In 21st Century Scotland, five Bewick’s swans in a single group are a lot. Throughout the 19th and early 20th Centuries they came in abundant flocks and lingered. But something not fully understood steadily reduced the numbers so that by the mid-1950s they had virtually stopped coming. Since then, their essential wetland habitat has been trashed by farming practice, and today it is only at a handful of sites across Britain dedicated as nature reserves their presence is anything like reliable. In Scotland, that reduces to two – Caerlaverock on the Solway and Loch Leven.
I froze – metaphorically, the perfect match for the fact that I had already frozen physically – which was absolutely the only thing I could bring to the situation, unless you factor in the admiring nature of my gaze and the gratitude I felt for the moment.
It has been my experience that severe weather conditions sometimes diminish wariness in the wariest of creatures. The five swans simply stood. They looked at me. They looked at each other. They muttered sotto voce variations on the theme of “Ooop!” but the overriding impression they conveyed was that they were relaxed.
Stillness is everything at such moments. I had a camera and a sketchbook in a small backpack and in any other circumstance that had brought me even half as close to such a piece of wild theatre I would have reached for one of them. But moving was not an option. There was a spell and I was held by it. You get this close, this kind of privilege, probably only once. You fill your eyes, your ears your mind, and in the process you make it unforgettable.
Eventually, the nearest bird simply turned left and walked back into the mist. The others followed one by one, each turning to its left, walking line astern. The mist swallowed them whole.
Thinking about the moment now, its most remarkable characteristic is that nothing happened.

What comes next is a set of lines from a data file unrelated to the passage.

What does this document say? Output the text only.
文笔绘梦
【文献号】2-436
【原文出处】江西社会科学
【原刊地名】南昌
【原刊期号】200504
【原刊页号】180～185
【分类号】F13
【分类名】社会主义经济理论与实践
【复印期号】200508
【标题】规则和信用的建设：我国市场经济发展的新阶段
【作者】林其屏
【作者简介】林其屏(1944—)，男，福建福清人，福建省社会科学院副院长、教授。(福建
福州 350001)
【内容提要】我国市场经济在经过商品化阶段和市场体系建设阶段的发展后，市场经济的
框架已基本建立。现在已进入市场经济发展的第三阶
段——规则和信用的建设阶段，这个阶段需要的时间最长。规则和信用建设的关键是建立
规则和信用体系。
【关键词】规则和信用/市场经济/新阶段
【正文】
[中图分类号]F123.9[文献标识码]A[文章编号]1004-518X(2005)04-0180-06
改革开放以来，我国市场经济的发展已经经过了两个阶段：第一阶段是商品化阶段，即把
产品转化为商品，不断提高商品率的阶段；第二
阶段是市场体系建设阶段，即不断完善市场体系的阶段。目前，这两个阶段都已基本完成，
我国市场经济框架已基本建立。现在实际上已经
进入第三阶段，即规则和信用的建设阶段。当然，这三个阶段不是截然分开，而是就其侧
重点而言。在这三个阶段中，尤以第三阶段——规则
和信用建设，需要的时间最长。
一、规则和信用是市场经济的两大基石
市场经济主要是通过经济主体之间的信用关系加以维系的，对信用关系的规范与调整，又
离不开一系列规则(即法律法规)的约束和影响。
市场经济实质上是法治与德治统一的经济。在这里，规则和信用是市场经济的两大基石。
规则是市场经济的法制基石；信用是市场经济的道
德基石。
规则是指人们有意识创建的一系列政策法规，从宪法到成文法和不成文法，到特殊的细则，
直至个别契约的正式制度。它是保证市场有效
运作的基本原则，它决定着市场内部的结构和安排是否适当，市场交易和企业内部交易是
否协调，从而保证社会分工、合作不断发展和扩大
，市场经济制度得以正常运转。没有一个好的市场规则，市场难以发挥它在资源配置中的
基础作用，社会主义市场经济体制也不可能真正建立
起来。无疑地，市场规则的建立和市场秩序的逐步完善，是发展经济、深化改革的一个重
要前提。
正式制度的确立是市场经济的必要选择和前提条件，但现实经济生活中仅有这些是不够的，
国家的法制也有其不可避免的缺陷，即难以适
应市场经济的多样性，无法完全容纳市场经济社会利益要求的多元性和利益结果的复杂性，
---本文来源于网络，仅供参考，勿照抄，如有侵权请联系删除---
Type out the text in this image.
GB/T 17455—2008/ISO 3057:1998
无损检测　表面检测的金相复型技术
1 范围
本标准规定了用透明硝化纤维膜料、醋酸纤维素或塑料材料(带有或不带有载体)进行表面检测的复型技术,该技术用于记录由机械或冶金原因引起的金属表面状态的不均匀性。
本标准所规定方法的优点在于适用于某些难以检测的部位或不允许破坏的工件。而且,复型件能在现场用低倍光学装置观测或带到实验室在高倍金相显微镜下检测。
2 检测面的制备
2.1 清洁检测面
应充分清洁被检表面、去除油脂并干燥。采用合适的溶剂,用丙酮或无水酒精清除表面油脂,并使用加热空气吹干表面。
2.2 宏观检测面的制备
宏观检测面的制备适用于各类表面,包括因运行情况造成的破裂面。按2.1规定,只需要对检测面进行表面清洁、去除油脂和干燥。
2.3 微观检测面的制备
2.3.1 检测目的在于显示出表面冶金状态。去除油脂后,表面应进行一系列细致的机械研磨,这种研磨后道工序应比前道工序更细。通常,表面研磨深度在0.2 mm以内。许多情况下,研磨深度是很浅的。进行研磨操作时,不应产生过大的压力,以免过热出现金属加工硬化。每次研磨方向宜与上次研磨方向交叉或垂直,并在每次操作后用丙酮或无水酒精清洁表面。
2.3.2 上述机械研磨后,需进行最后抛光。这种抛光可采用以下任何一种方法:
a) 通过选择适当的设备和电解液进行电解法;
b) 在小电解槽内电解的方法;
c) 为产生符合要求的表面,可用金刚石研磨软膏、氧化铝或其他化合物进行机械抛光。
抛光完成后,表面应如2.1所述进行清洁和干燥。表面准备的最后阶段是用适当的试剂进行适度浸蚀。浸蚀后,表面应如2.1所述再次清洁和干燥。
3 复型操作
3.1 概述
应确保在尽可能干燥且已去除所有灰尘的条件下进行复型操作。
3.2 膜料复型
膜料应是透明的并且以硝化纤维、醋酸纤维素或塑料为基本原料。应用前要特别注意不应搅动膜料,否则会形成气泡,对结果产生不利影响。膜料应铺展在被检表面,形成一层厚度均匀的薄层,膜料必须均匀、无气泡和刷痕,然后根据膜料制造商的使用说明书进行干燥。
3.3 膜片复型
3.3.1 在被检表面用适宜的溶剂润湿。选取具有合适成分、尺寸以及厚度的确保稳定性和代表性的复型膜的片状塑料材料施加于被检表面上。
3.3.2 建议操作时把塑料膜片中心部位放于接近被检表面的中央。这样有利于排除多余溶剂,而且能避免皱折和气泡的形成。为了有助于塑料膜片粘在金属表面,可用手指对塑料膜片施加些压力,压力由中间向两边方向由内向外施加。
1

I learned nothing about Bewick’s swans that I didn’t know before, they imparted no secrets, they simply appeared on foot, lingered, turned and disappeared on foot. But they were ambassadors from the Arctic tundra, they had crossed a continent to stand on this, my familiar shore. It was like a greeting. Greetings from the Arctic. I wished them a safe journey in their wandering wherevers – and a thank you.